J. B. metió los formularios en un portafolios amarillo con el logo de la policía y apretó el botón del bolígrafo para cerrarlo. El clic sonó fuerte y claro. Luego se lo metió en el bolsillo del pantalón y miró a la veterinaria.

—Ya hablaremos.

La conocida melodía de
El padrino
interrumpió el silencio. J. B. buscó incómodo en el bolsillo de su chaqueta y descolgó el móvil. Kate pensó en la ironía de esas notas mientras le sonreía fugazmente a Dana para tranquilizarla. La veterinaria ni siquiera parpadeó. Estaba tan tensa que no era capaz de mover un músculo. Notaba el sabor a bilis del miedo bajo la lengua y la boca caliente. No entendía la actitud de Kate. Si acababan de encontrar en su casa lo que había matado a Bernat, era evidente que la culparían a ella.

La conversación empezó con un «Silva» pronunciado con dureza, siguió con varios asentimientos de cabeza y finalizó con un «OK». Ninguna de las dos supo qué era lo que miraba el sargento cuando, al colgar, dirigió su atención hacia un rincón al fondo de la sala. Kate siguió su mirada. Allí sólo había una butaca de piel, la lámpara de pie y la mesita redonda con las botellas de licor del abuelo de Dana.

Cuando se marcharon, Dana permaneció en silencio, aturdida por lo que acababa de ocurrir. Mientras tanto, Kate se había acercado al ventanal y observaba en silencio cómo los dos coches de policía y el del secretario del juzgado salían en fila de la finca. Su lento avance por el camino empedrado le recordó a una comitiva fúnebre.

La absurda facilidad con la que los acontecimientos podían torcerse la dejaba sin aliento. Era la misma sensación que había tenido tantas veces de pequeña, cuando sus hermanos se sacaban un as de la manga y le ganaban la partida, casi siempre con trampas, y el abuelo les daba la razón. La digoxina en el botiquín de la viuda era el hecho inesperado que convertía la muerte de Jaime Bernat en un verdadero problema para Dana. Deseó borrar los últimos días casi con la misma intensidad con la que había querido tantas veces borrar de la memoria popular ciertos hechos. Pero sabía por experiencia que esos deseos no se cumplían. Ahora sólo podía hacer una cosa: tratar de sacar a Dana de aquel entuerto que se complicaba con cada movimiento del maldito sargento.

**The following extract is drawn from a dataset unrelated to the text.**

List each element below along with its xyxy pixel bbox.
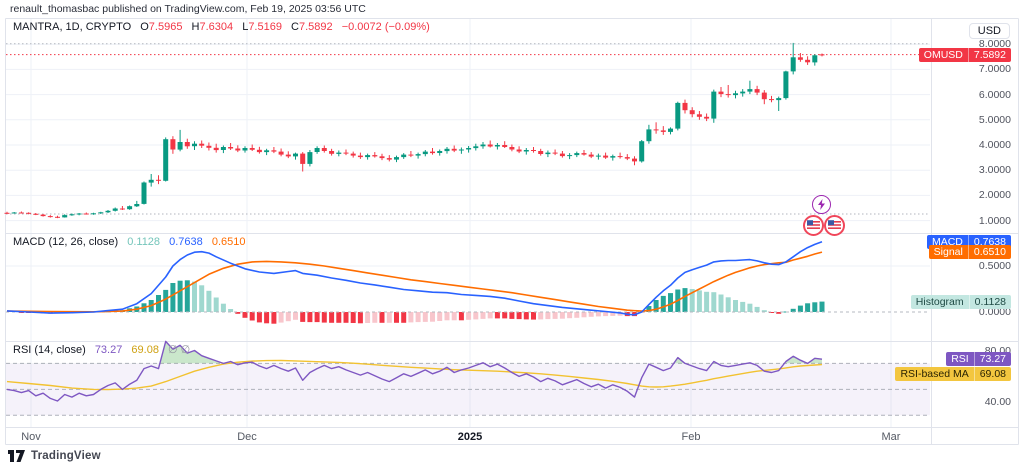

Y lo primero que necesitaba para conseguirlo era meter más actores en la escena para que el foco se apartase de Dana. Algo que, teniendo en cuenta la trayectoria de Jaime, no le costaría demasiado. Había dicho digoxina. Bien, ya sabía cómo podía conseguir una lista de las personas prescritas de ese medicamento en el valle. Luego habría que rezar para que alguno de ellos hubiese mantenido trifulcas con Bernat. Kate se sintió satisfecha hasta que oyó el susurro de Dana.